2025 için o da Avrupa’da “acımasız savaşlar”dan bahsediyor.
Tesadüf mü dersiniz?
Belki de iki kahin aynı fırtınayı sezmiş.
Ama Nostradamus’un kehanetleri sadece felaketle sınırlı değil.
Tıpta büyük ilerlemeler, özellikle İngiltere’nin salgınlara karşı öncü olacağı gibi umut verici öngörüleri de var.
Bir de “gökten gelen ateş topu” meselesi var ki, bunu asteroit mi, volkanik patlama mı diye tartışaduralım, insan merak etmeden duramıyor.
Bunlara Nostradamus’un antik bir salgın hastalığın yeniden gündeme geleceğini de eklemeyi unutmayalım.
Şimdi, açıkçası ben bu kehanetlere ne tam inanıyorum ne de tamamen kulak tıkıyorum.
Yani ‘‘Yimişim Vanga’sını da Nostradamus’unu da”
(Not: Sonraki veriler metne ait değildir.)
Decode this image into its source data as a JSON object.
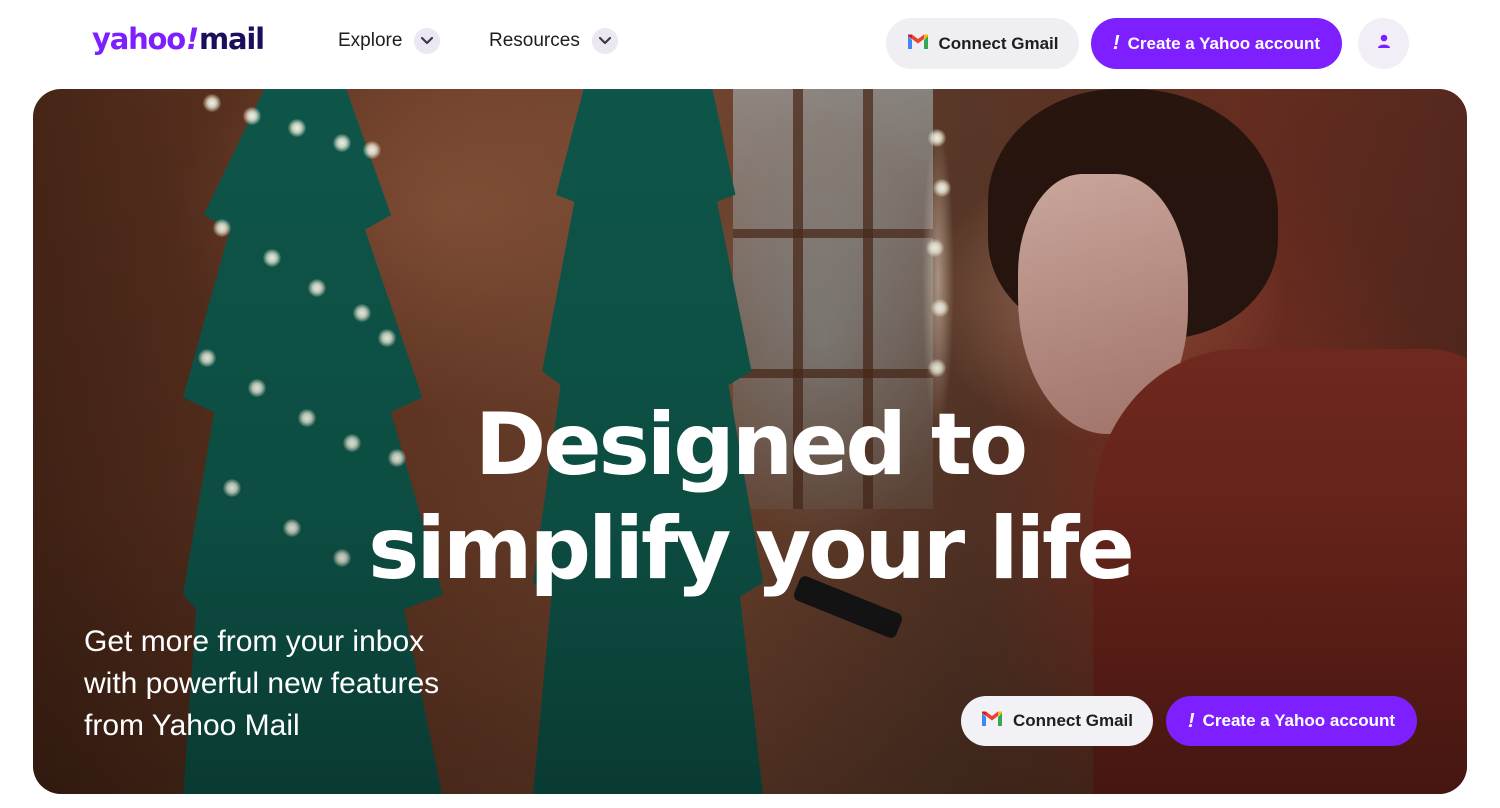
{
  "brand": {
    "logo_yahoo": "yahoo",
    "logo_bang": "!",
    "logo_mail": "mail",
    "accent_color": "#7e1fff",
    "dark_color": "#1b0f5c"
  },
  "nav": {
    "explore_label": "Explore",
    "resources_label": "Resources"
  },
  "header_actions": {
    "connect_gmail_label": "Connect Gmail",
    "create_account_label": "Create a Yahoo account",
    "account_icon": "person-icon"
  },
  "hero": {
    "headline_line1": "Designed to",
    "headline_line2": "simplify your life",
    "subtext_lines": [
      "Get more from your inbox",
      "with powerful new features",
      "from Yahoo Mail"
    ],
    "connect_gmail_label": "Connect Gmail",
    "create_account_label": "Create a Yahoo account"
  }
}
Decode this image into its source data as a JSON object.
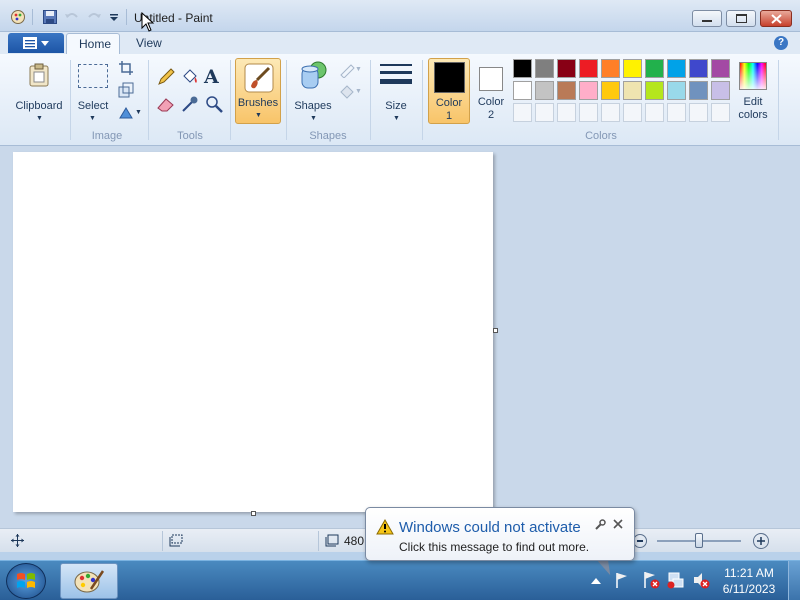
{
  "window": {
    "title": "Untitled - Paint"
  },
  "ribbon": {
    "tabs": [
      "Home",
      "View"
    ],
    "groups": {
      "clipboard": {
        "label": "Clipboard"
      },
      "image": {
        "label": "Image",
        "select_label": "Select"
      },
      "tools": {
        "label": "Tools"
      },
      "brushes": {
        "label": "Brushes"
      },
      "shapes": {
        "label": "Shapes",
        "shapes_button": "Shapes"
      },
      "size": {
        "label": "Size"
      },
      "color1": {
        "line1": "Color",
        "line2": "1"
      },
      "color2": {
        "line1": "Color",
        "line2": "2"
      },
      "colors": {
        "label": "Colors",
        "edit_line1": "Edit",
        "edit_line2": "colors"
      }
    },
    "help_glyph": "?",
    "palette_row1": [
      "#000000",
      "#7f7f7f",
      "#880015",
      "#ed1c24",
      "#ff7f27",
      "#fff200",
      "#22b14c",
      "#00a2e8",
      "#3f48cc",
      "#a349a4"
    ],
    "palette_row2": [
      "#ffffff",
      "#c3c3c3",
      "#b97a57",
      "#ffaec9",
      "#ffc90e",
      "#efe4b0",
      "#b5e61d",
      "#99d9ea",
      "#7092be",
      "#c8bfe7"
    ],
    "color1_value": "#000000",
    "color2_value": "#ffffff"
  },
  "statusbar": {
    "canvas_size": "480"
  },
  "notification": {
    "title": "Windows could not activate",
    "message": "Click this message to find out more.",
    "icon": "warning-icon"
  },
  "taskbar": {
    "time": "11:21 AM",
    "date": "6/11/2023"
  }
}
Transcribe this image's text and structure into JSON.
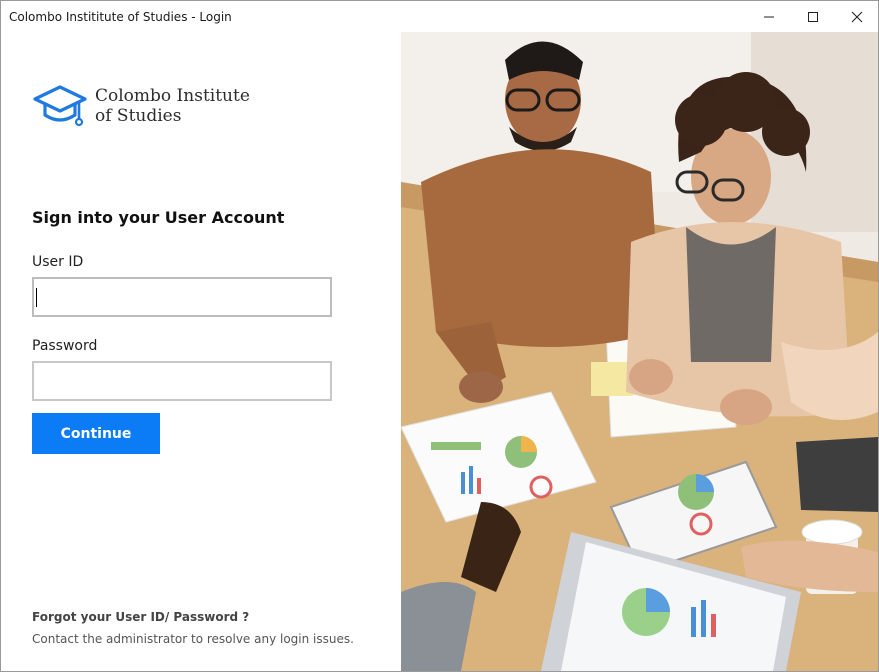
{
  "window": {
    "title": "Colombo Instititute of Studies - Login",
    "controls": {
      "minimize": "minimize-icon",
      "maximize": "maximize-icon",
      "close": "close-icon"
    }
  },
  "brand": {
    "line1": "Colombo Institute",
    "line2": "of Studies",
    "logo_icon": "graduation-cap-icon",
    "logo_color": "#1f7ae0"
  },
  "form": {
    "heading": "Sign into your User Account",
    "user_id_label": "User ID",
    "user_id_value": "",
    "password_label": "Password",
    "password_value": "",
    "continue_label": "Continue",
    "accent_color": "#0b7cf6"
  },
  "help": {
    "forgot_text": "Forgot your User ID/ Password ?",
    "contact_text": "Contact the administrator to resolve any login issues."
  },
  "hero_image": {
    "description_icon": "team-meeting-photo"
  }
}
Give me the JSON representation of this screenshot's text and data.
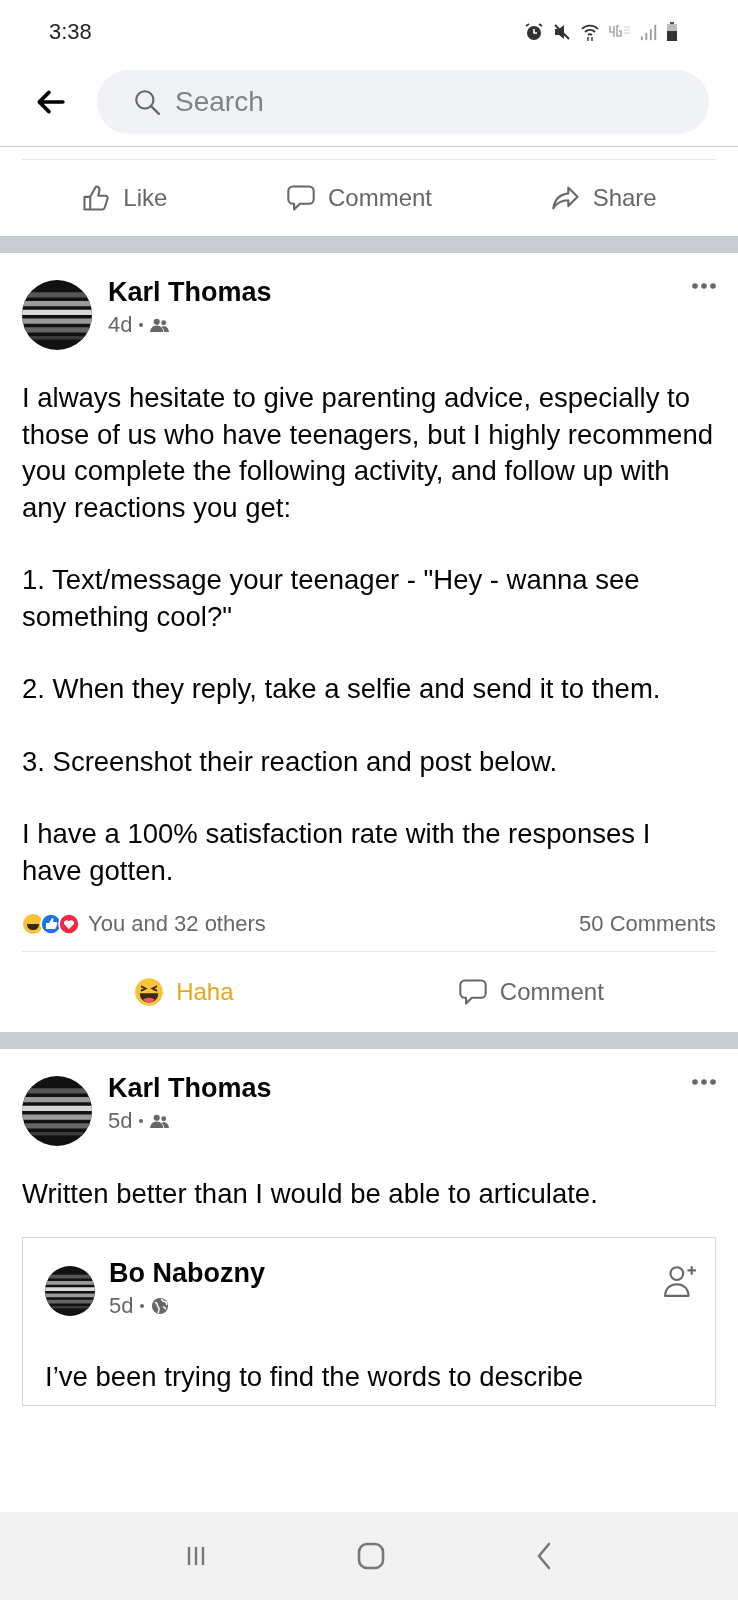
{
  "status_bar": {
    "time": "3:38"
  },
  "search": {
    "placeholder": "Search"
  },
  "previous_post_actions": [
    {
      "kind": "like",
      "label": "Like"
    },
    {
      "kind": "comment",
      "label": "Comment"
    },
    {
      "kind": "share",
      "label": "Share"
    }
  ],
  "posts": [
    {
      "author": "Karl Thomas",
      "time": "4d",
      "audience": {
        "kind": "friends"
      },
      "paragraphs": [
        "I always hesitate to give parenting advice, especially to those of us who have teenagers, but I highly recommend you complete the following activity, and follow up with any reactions you get:",
        "1.  Text/message your teenager - \"Hey - wanna see something cool?\"",
        "2.  When they reply, take a selfie and send it to them.",
        "3.  Screenshot their reaction and post below.",
        "I have a 100% satisfaction rate with the responses I have gotten."
      ],
      "reactions": {
        "summary": "You and 32 others",
        "comments": "50 Comments"
      },
      "actions": [
        {
          "kind": "haha",
          "label": "Haha",
          "selected": true
        },
        {
          "kind": "comment",
          "label": "Comment",
          "selected": false
        }
      ]
    },
    {
      "author": "Karl Thomas",
      "time": "5d",
      "audience": {
        "kind": "friends"
      },
      "paragraphs": [
        "Written better than I would be able to articulate."
      ],
      "shared": {
        "author": "Bo Nabozny",
        "time": "5d",
        "audience": {
          "kind": "public"
        },
        "paragraphs": [
          "I’ve been trying to find the words to describe"
        ]
      }
    }
  ]
}
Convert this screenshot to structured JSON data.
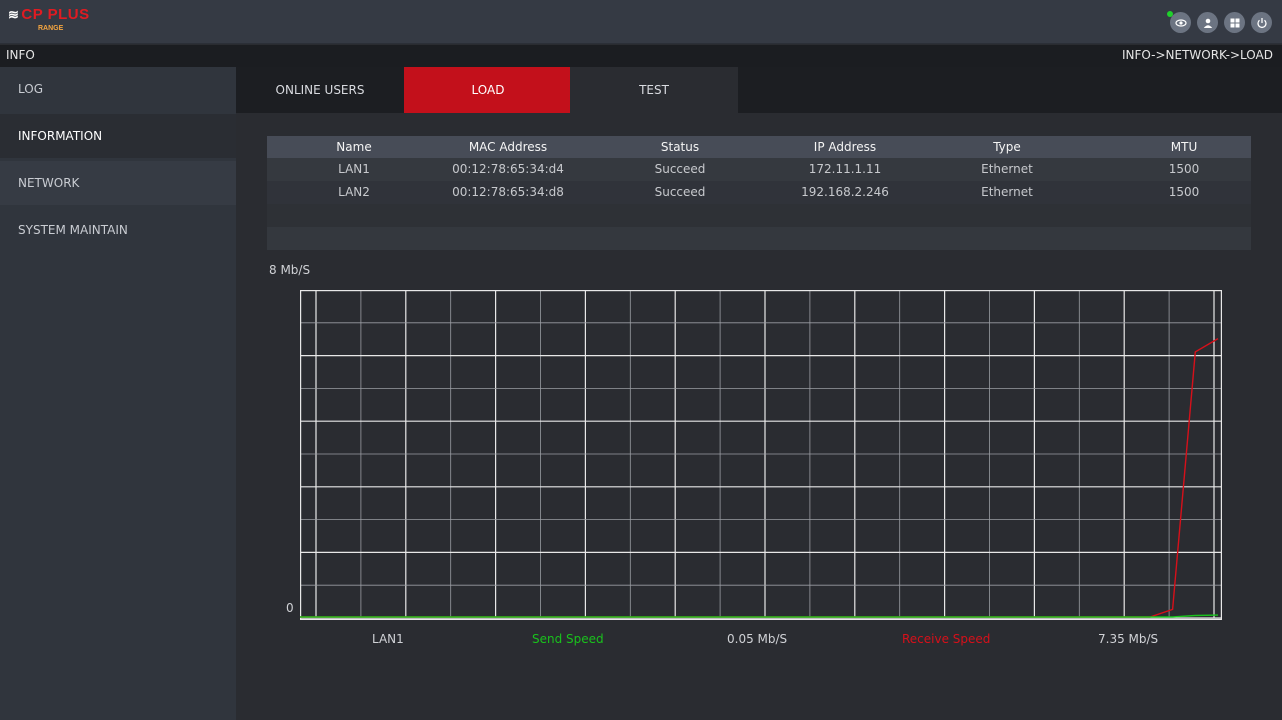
{
  "brand": {
    "logo_text": "CP PLUS",
    "logo_sub": "RANGE"
  },
  "top_icons": [
    {
      "name": "eye-icon",
      "status_dot_color": "#1fd12b"
    },
    {
      "name": "user-icon"
    },
    {
      "name": "grid-icon"
    },
    {
      "name": "power-icon"
    }
  ],
  "infobar": {
    "title": "INFO",
    "breadcrumb": "INFO->NETWORK->LOAD"
  },
  "sidebar": {
    "items": [
      {
        "label": "LOG"
      },
      {
        "label": "INFORMATION"
      },
      {
        "label": "NETWORK"
      },
      {
        "label": "SYSTEM MAINTAIN"
      }
    ]
  },
  "tabs": [
    {
      "label": "ONLINE USERS"
    },
    {
      "label": "LOAD"
    },
    {
      "label": "TEST"
    }
  ],
  "table": {
    "columns": [
      "Name",
      "MAC Address",
      "Status",
      "IP Address",
      "Type",
      "MTU"
    ],
    "rows": [
      [
        "LAN1",
        "00:12:78:65:34:d4",
        "Succeed",
        "172.11.1.11",
        "Ethernet",
        "1500"
      ],
      [
        "LAN2",
        "00:12:78:65:34:d8",
        "Succeed",
        "192.168.2.246",
        "Ethernet",
        "1500"
      ]
    ]
  },
  "chart_data": {
    "type": "line",
    "title": "",
    "y_max_label": "8 Mb/S",
    "y_min_label": "0",
    "ylim": [
      0,
      8
    ],
    "series": [
      {
        "name": "Receive Speed",
        "color": "#d7101a",
        "values": [
          0,
          0,
          0,
          0,
          0,
          0,
          0,
          0,
          0,
          0,
          0,
          0,
          0,
          0,
          0,
          0,
          0,
          0,
          0,
          0,
          0,
          0,
          0,
          0,
          0,
          0,
          0,
          0,
          0,
          0,
          0,
          0,
          0,
          0,
          0,
          0,
          0,
          0,
          0,
          0.2,
          7.0,
          7.35
        ]
      },
      {
        "name": "Send Speed",
        "color": "#19c21c",
        "values": [
          0,
          0,
          0,
          0,
          0,
          0,
          0,
          0,
          0,
          0,
          0,
          0,
          0,
          0,
          0,
          0,
          0,
          0,
          0,
          0,
          0,
          0,
          0,
          0,
          0,
          0,
          0,
          0,
          0,
          0,
          0,
          0,
          0,
          0,
          0,
          0,
          0,
          0,
          0,
          0,
          0.04,
          0.05
        ]
      }
    ],
    "legend": {
      "interface": "LAN1",
      "send_label": "Send Speed",
      "send_value": "0.05 Mb/S",
      "receive_label": "Receive Speed",
      "receive_value": "7.35 Mb/S"
    },
    "grid": true
  },
  "colors": {
    "accent_red": "#c3101b",
    "send_green": "#19c21c",
    "receive_red": "#d7101a"
  }
}
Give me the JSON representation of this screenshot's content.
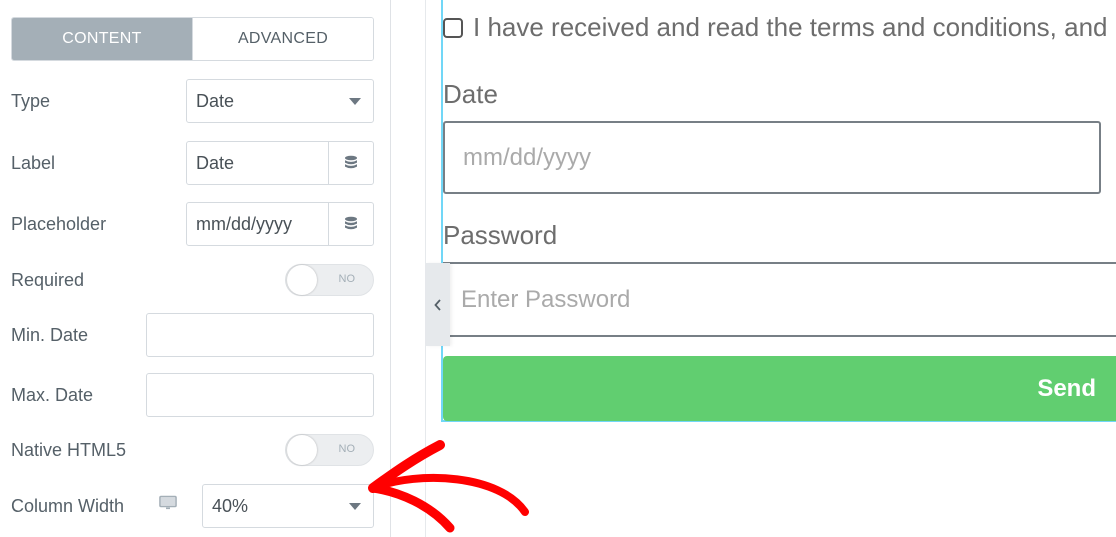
{
  "panel": {
    "tabs": [
      {
        "label": "CONTENT",
        "active": true
      },
      {
        "label": "ADVANCED",
        "active": false
      }
    ],
    "fields": {
      "type": {
        "label": "Type",
        "value": "Date"
      },
      "label": {
        "label": "Label",
        "value": "Date"
      },
      "placeholder": {
        "label": "Placeholder",
        "value": "mm/dd/yyyy"
      },
      "required": {
        "label": "Required",
        "state": "NO"
      },
      "min_date": {
        "label": "Min. Date",
        "value": ""
      },
      "max_date": {
        "label": "Max. Date",
        "value": ""
      },
      "native_html5": {
        "label": "Native HTML5",
        "state": "NO"
      },
      "column_width": {
        "label": "Column Width",
        "value": "40%",
        "device_icon": "desktop-monitor-icon"
      }
    }
  },
  "preview": {
    "terms_text": "I have received and read the terms and conditions, and",
    "date_label": "Date",
    "date_placeholder": "mm/dd/yyyy",
    "password_label": "Password",
    "password_placeholder": "Enter Password",
    "send_label": "Send",
    "colors": {
      "send_button": "#61ce70",
      "selection_outline": "#71d7f7",
      "annotation_arrow": "#ff0000"
    }
  },
  "annotation": {
    "type": "red-arrow",
    "points_to": "column-width-select"
  }
}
Hayat bu, bazen bir kâhinin sözüyle değil, kendi seçimlerimizle şekilleniyor.
Yine de Vanga’nın uzaylılarla temas öngörüsü kulağıma çalındığında, “Acaba bir spor etkinliği olacakta, rakip takımda UFO’dan inen üçgen kafalı, sıska gri renkli sporcuları mı göreceğiz?” diye gülümseyerek düşünmedim değil.
Düşünsenize, bir Formula 1 yarışında herkes pistteyken gökyüzünde bir ışık beliriyor…
Ya da ne bileyim o pistte UFO’lar ile Ferrari yarışıyor.
Bugüne kadar izlediğimiz filmler, okuduğumuz romanlar ve gazetelerde ki haberlere bakacak olursak sonuç, kimin, hangi medeniyetin kazanacağı belli ama olsun fantezi yapmak benim hoşuma gidiyor.
Hollywood filmi gibi!
Nostradamus ve Vanga’nın kehanetleri, belki de bize sadece şunu hatırlatıyor:
Gelecek belirsiz, ama umut da her zaman bir yerlerde saklı.
Belki 2025, savaşlardan çok barışın, felaketlerden çok dayanışmanın yılı olur.
Ne dersiniz, sevgili okurlar?
Sizce yeni yıl bize neler getirecek?
Kahvenizi yudumlarken bir düşünün, belki sizin kehanetiniz en isabetlisi olur!
Sevgiyle kalın,
Sizlere Gelecekte Görüşmek üzerine Meydan Okuyorum. Orada Görüşelim…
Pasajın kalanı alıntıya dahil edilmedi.